Und seitenweise zitiert Karasek aus Nabokovs Roman "Lolita". Darin wird jenes Thema angestimmt, in dem Karasek schwelgt. Es zieht sich durch das ganze Buch, bildet gleichsam seinen Subtext - von Wirtinnenversen übers Wirtinnenverhalten bei Damenbesuch über die Nitribitt-Affäre, den "Atombusen" der Mansfield und Knefs "Sünderin" bis zum skandalträchtigen Vera-Brühne-Prozeß. Die doppelte Moral dieser Zeit mit ihrer verklemmten Erotik und unterdrückten Sexualität ist ein ebenso beliebtes wie abgegriffenes Thema, wenn sich die in den fünfziger Jahren Pubertierenden, die sich in den späten Sechzigern befreiten, heute über jene Jahre unterhalten. Und so liest es sich bei Karasek, auch hier begleitet von Witzen, und immer ein wenig verschwitzt wie seinerzeit die Nyltest-Hemden, die bei Karasek natürlich auch nicht fehlen.

Immer wieder taucht in diesem amorphen, vom Hölzchen aufs Stöckchen erzählten Buch der Verfasser mit seiner eigenen Lebensgeschichte auf: laut Karasek Napola im Dritten Reich, Abitur in der SBZ und DDR, Studium, Promotion, Dramaturg in Stuttgart. Aber diese Autobiographie, die die Erlebnisfolie einer wirklichen Biographie der fünfziger Jahre hätte abgeben können, wirkt mausetot; denn sie wird nicht riskiert, sondern erstickt unter den ab- und ausgeschriebenen Klischees dieser Zeit. Das Problem nur ist: Diese Klischees stecken in Karaseks Kopf und überwuchern jeden subjektiven Impuls.

In diesem Buch spiegelt sich deshalb auch, wie Karasek durch seine Zeit gegangen ist.
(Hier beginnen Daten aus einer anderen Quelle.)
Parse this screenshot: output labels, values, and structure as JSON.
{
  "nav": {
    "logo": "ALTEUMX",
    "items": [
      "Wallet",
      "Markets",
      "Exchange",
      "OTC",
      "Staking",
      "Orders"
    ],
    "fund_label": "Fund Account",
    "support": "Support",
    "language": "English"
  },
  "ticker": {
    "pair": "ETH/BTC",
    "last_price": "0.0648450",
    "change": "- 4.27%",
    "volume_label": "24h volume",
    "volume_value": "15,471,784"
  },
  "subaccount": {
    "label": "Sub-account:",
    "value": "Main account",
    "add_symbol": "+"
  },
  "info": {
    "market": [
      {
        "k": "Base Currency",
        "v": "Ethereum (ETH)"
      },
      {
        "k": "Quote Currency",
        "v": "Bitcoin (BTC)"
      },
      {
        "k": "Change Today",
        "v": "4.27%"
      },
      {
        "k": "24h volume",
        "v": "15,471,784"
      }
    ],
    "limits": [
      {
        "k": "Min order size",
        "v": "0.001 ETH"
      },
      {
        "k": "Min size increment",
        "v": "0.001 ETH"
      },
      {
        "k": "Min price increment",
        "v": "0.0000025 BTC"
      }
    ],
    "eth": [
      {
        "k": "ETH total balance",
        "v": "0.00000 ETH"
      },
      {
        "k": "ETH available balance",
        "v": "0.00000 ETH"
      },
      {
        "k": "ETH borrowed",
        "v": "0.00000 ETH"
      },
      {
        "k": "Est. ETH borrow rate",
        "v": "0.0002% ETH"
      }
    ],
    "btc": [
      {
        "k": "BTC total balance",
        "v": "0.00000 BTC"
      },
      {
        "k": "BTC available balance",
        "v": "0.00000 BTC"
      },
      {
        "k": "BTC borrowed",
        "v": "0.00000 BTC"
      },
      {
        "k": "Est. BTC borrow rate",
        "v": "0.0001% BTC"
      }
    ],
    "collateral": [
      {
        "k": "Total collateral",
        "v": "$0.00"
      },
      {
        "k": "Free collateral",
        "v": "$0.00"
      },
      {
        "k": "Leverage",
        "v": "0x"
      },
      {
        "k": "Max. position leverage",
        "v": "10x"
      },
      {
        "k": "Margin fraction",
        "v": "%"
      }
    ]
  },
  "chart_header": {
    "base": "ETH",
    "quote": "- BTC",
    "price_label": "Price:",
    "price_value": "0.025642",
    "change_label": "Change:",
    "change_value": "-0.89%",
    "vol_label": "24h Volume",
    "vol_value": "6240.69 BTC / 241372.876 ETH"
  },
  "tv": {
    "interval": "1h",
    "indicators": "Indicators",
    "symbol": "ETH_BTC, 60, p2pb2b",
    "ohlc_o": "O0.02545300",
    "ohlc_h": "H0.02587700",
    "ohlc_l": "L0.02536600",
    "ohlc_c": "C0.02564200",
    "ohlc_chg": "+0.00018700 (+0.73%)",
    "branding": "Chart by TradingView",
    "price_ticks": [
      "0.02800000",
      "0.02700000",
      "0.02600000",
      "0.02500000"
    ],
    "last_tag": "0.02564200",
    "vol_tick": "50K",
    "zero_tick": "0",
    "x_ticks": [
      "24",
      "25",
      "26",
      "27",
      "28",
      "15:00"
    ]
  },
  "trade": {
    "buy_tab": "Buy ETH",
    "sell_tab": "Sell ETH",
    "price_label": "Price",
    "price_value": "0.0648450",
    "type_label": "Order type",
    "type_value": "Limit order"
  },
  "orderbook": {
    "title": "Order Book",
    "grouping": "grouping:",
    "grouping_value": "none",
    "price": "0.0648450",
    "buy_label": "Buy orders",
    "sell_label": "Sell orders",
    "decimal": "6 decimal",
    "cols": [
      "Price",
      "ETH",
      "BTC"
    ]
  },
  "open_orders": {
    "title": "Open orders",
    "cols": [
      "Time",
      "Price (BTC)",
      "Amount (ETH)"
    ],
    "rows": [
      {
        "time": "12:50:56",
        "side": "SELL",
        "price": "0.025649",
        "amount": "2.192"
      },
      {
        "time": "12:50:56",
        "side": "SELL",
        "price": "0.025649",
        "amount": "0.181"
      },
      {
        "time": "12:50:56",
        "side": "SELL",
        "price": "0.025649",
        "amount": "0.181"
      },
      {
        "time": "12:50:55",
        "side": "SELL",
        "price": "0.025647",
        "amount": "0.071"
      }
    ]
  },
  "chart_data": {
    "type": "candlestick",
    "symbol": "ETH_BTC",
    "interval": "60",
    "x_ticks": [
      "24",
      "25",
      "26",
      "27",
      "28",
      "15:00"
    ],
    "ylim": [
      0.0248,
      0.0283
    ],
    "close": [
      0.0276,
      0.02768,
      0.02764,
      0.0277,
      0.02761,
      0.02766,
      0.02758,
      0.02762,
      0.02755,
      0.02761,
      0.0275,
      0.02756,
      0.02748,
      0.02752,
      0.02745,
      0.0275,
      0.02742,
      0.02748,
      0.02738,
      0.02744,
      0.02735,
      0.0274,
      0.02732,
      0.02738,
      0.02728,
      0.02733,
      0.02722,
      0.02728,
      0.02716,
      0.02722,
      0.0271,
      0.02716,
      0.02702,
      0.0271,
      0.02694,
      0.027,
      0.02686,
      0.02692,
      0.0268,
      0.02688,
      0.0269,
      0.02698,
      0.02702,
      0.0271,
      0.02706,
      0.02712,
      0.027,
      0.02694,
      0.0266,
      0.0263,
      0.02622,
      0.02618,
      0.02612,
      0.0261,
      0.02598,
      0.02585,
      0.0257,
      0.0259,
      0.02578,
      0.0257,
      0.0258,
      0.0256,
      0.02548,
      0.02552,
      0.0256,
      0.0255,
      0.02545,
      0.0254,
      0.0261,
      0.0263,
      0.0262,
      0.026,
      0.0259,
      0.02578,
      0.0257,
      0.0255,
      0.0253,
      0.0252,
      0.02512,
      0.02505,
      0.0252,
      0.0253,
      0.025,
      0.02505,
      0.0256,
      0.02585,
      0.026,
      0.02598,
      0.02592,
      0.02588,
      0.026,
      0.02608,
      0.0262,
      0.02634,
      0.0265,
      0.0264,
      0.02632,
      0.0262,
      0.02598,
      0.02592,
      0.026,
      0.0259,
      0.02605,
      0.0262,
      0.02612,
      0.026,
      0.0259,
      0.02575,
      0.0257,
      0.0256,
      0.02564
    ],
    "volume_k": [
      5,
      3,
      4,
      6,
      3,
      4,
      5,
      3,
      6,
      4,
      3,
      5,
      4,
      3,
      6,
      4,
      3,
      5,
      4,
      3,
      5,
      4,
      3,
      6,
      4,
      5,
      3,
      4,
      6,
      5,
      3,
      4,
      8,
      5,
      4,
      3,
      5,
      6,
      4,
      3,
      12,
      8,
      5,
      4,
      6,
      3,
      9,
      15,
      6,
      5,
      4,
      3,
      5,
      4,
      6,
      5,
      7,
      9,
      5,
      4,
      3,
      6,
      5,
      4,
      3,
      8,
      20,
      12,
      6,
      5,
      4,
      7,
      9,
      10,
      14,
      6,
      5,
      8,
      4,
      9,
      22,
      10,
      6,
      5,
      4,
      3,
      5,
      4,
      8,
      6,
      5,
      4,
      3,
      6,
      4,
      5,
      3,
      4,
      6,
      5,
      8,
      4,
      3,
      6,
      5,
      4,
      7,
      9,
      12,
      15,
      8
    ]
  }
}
Man kann eben, gerade als Kritiker, nicht immer nur mit Witzen über differenzierte Zusammenhänge hinwegformulieren, und die Äußerung von kessen Meinungen ersetzt die Artikulation von gediegenen Urteilen aufgrund von Faktum und Erkenntnis nicht. Insofern führt in diesem Buch auch der Kritiker Karasek seine Methode vor. Und die Widmung, die er seinem Buch voranstellt ("Für Billy Wilder, bei dem ich, spät, meine beste Schule durchlief"), empfindet man nach seiner Lektüre kaum mehr als Kompliment. HEINZ LUDWIG ARNOLD

Hellmuth Karasek: "Go West!". Eine Biographie der fünfziger Jahre. Hoffmann und Campe, Hamburg 1996. 351 Seiten, geb., 44,- DM.